San Francisco Police Commission to discuss selection of new chief tonight 

click to enlarge The San Francisco Police Commission is expected to begin discussing the selection of a new police chief at a meeting tonight. (Examiner file photo) - THE SAN FRANCISCO POLICE COMMISSION IS EXPECTED TO BEGIN DISCUSSING THE SELECTION OF A NEW POLICE CHIEF AT A MEETING TONIGHT. (EXAMINER FILE PHOTO)
  • The San Francisco Police Commission is expected to begin discussing the selection of a new police chief at a meeting tonight. (Examiner file photo)
  • The San Francisco Police Commission is expected to begin discussing the selection of a new police chief at a meeting tonight. (Examiner file photo)

The San Francisco Police Commission is expected to begin formally discussing the selection of a new police chief at its meeting tonight, and the man who just left the job said his replacement will likely come from within the department.

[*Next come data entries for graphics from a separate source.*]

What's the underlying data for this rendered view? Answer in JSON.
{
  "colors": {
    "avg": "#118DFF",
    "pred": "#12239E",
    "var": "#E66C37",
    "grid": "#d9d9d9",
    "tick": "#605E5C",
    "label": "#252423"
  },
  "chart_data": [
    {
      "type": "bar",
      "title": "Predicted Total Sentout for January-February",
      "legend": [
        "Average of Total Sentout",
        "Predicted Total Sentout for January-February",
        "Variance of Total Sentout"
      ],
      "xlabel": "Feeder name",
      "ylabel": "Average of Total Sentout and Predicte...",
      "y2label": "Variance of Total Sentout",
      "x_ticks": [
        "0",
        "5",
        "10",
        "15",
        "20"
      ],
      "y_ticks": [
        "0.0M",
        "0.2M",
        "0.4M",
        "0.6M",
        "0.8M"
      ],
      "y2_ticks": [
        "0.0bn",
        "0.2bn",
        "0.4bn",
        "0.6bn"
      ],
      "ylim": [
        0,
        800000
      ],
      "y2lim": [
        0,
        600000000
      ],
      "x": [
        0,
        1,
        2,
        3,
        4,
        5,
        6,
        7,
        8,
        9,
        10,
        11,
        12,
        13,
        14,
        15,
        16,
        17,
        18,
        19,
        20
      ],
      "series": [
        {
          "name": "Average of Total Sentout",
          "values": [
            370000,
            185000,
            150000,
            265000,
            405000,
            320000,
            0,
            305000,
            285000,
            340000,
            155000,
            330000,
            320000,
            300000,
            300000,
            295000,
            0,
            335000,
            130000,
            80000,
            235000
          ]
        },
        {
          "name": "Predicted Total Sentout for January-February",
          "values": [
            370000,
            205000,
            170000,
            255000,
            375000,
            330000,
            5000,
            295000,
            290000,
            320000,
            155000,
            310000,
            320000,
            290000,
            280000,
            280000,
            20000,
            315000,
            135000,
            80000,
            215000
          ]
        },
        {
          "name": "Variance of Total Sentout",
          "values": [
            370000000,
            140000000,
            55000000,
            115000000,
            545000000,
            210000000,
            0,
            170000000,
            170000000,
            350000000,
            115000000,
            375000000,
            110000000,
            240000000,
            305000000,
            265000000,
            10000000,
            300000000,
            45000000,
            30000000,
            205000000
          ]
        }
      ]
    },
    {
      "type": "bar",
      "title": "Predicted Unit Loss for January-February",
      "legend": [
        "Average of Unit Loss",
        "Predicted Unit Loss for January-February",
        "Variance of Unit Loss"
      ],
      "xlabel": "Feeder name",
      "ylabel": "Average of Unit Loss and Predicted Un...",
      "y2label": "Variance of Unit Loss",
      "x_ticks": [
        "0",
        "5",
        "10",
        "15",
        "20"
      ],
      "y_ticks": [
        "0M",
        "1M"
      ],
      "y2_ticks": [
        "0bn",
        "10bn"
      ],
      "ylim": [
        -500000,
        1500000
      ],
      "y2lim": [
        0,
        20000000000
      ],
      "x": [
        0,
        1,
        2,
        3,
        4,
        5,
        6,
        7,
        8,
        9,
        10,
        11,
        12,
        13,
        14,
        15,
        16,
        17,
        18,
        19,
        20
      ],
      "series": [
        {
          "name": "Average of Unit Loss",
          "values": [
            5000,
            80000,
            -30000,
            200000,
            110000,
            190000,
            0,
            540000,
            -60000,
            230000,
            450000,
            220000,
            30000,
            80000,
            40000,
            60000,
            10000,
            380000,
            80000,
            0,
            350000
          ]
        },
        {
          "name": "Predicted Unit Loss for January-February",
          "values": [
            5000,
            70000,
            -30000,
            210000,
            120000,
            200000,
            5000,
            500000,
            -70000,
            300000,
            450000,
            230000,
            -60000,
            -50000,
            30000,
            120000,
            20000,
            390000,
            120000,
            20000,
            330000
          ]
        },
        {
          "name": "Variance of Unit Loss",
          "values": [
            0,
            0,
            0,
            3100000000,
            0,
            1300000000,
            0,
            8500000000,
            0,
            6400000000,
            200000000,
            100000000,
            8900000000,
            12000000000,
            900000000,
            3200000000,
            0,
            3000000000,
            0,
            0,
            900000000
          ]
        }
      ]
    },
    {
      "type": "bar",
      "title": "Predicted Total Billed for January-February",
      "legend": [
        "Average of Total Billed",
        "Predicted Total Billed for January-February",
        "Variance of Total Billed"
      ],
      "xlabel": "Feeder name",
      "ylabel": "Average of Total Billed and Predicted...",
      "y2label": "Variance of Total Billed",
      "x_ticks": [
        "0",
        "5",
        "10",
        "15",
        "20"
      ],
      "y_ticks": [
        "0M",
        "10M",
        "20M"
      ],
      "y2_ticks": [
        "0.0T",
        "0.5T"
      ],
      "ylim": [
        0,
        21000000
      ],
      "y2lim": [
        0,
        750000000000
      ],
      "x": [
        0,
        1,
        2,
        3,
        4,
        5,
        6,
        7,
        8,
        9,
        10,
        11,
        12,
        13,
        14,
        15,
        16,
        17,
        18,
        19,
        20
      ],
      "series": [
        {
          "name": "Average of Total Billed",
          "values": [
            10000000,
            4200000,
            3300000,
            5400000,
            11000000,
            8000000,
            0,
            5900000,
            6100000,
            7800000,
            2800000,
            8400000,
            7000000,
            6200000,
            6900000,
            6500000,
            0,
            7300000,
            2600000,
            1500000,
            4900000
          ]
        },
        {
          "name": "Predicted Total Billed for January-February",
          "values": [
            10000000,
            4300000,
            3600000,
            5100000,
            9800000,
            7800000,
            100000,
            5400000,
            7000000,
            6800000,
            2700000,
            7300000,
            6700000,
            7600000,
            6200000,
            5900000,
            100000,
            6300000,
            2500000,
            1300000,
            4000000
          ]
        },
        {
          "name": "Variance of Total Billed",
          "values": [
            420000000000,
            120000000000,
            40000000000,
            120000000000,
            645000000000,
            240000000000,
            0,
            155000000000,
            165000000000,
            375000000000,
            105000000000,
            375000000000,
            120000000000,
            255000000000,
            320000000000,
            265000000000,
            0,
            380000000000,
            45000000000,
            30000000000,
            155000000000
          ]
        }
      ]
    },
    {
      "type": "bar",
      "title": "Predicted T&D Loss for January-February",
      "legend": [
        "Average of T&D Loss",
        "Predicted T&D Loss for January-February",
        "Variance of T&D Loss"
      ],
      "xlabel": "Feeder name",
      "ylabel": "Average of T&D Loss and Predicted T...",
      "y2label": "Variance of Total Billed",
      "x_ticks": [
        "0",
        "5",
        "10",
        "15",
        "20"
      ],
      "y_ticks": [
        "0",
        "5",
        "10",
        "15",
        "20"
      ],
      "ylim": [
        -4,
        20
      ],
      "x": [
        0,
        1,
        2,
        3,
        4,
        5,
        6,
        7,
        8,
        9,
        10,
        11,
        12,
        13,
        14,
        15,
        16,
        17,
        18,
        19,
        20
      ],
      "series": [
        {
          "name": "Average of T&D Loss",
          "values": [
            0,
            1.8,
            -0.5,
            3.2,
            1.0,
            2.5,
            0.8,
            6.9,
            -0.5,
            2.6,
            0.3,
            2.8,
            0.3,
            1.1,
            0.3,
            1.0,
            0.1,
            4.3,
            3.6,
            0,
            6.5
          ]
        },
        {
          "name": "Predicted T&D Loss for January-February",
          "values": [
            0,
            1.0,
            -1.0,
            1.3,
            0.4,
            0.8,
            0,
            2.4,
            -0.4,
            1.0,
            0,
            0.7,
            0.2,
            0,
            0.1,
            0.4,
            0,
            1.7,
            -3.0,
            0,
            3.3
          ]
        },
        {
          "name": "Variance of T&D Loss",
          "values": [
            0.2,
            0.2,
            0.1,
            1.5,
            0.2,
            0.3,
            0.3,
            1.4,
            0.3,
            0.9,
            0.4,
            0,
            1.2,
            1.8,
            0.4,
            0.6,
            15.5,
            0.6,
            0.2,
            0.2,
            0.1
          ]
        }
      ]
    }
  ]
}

Former Police Chief George Gascon resigned on Jan. 9 to take the position of district attorney. His second-in-command, Jeff Godown, is now acting police chief.

Under the city charter, the seven-member Police Commission, whose members are appointed by the mayor and the Board of Supervisors, is tasked with selecting up to three nominees for police chief to submit to the mayor, who will then appoint the chief.



An appointment is not expected at tonight's meeting. Rather, the commission plans to discuss the qualifications and procedures for selecting nominees, and a timeline for the process.

Gascon, speaking at an event in Chinatown today, said the next chief will likely be a current department employee.

"I believe there's plenty of talent internally," he said. "The next chief could very well come from inside the department."

Gascon declined to say who he might recommend, saying, "that's the job of the police commission and mayor."

But he said that the next chief should be someone who can work well with officers, the community, the mayor and the Board of Supervisors.

He said his successor should "take the department to the next level" by continuing to lower crime rates. Police Department statistics show that violent crimes dropped 3 percent from 2009 to 2010.

The police chief serves at the mayor's discretion, so the person chosen could have a brief tenure since Mayor Ed Lee is expected to return to his former job as city administrator after the next mayoral election in November.

Police commissioners said during last week's meeting that the selection process will likely not be as lengthy as the one that preceded Gascon's appointment in 2009.

At the time, the commission took several months to solicit input from community and faith-based leaders, as well as officers in every police district.

Commissioner Angela Chan said at last week's meeting that she hopes for "an open, transparent process where we get public comment and listen to the community."

Today's meeting is scheduled for 5:30 p.m. in Room 400 at San Francisco City Hall at 1 Dr. Carlton B. Goodlett Place.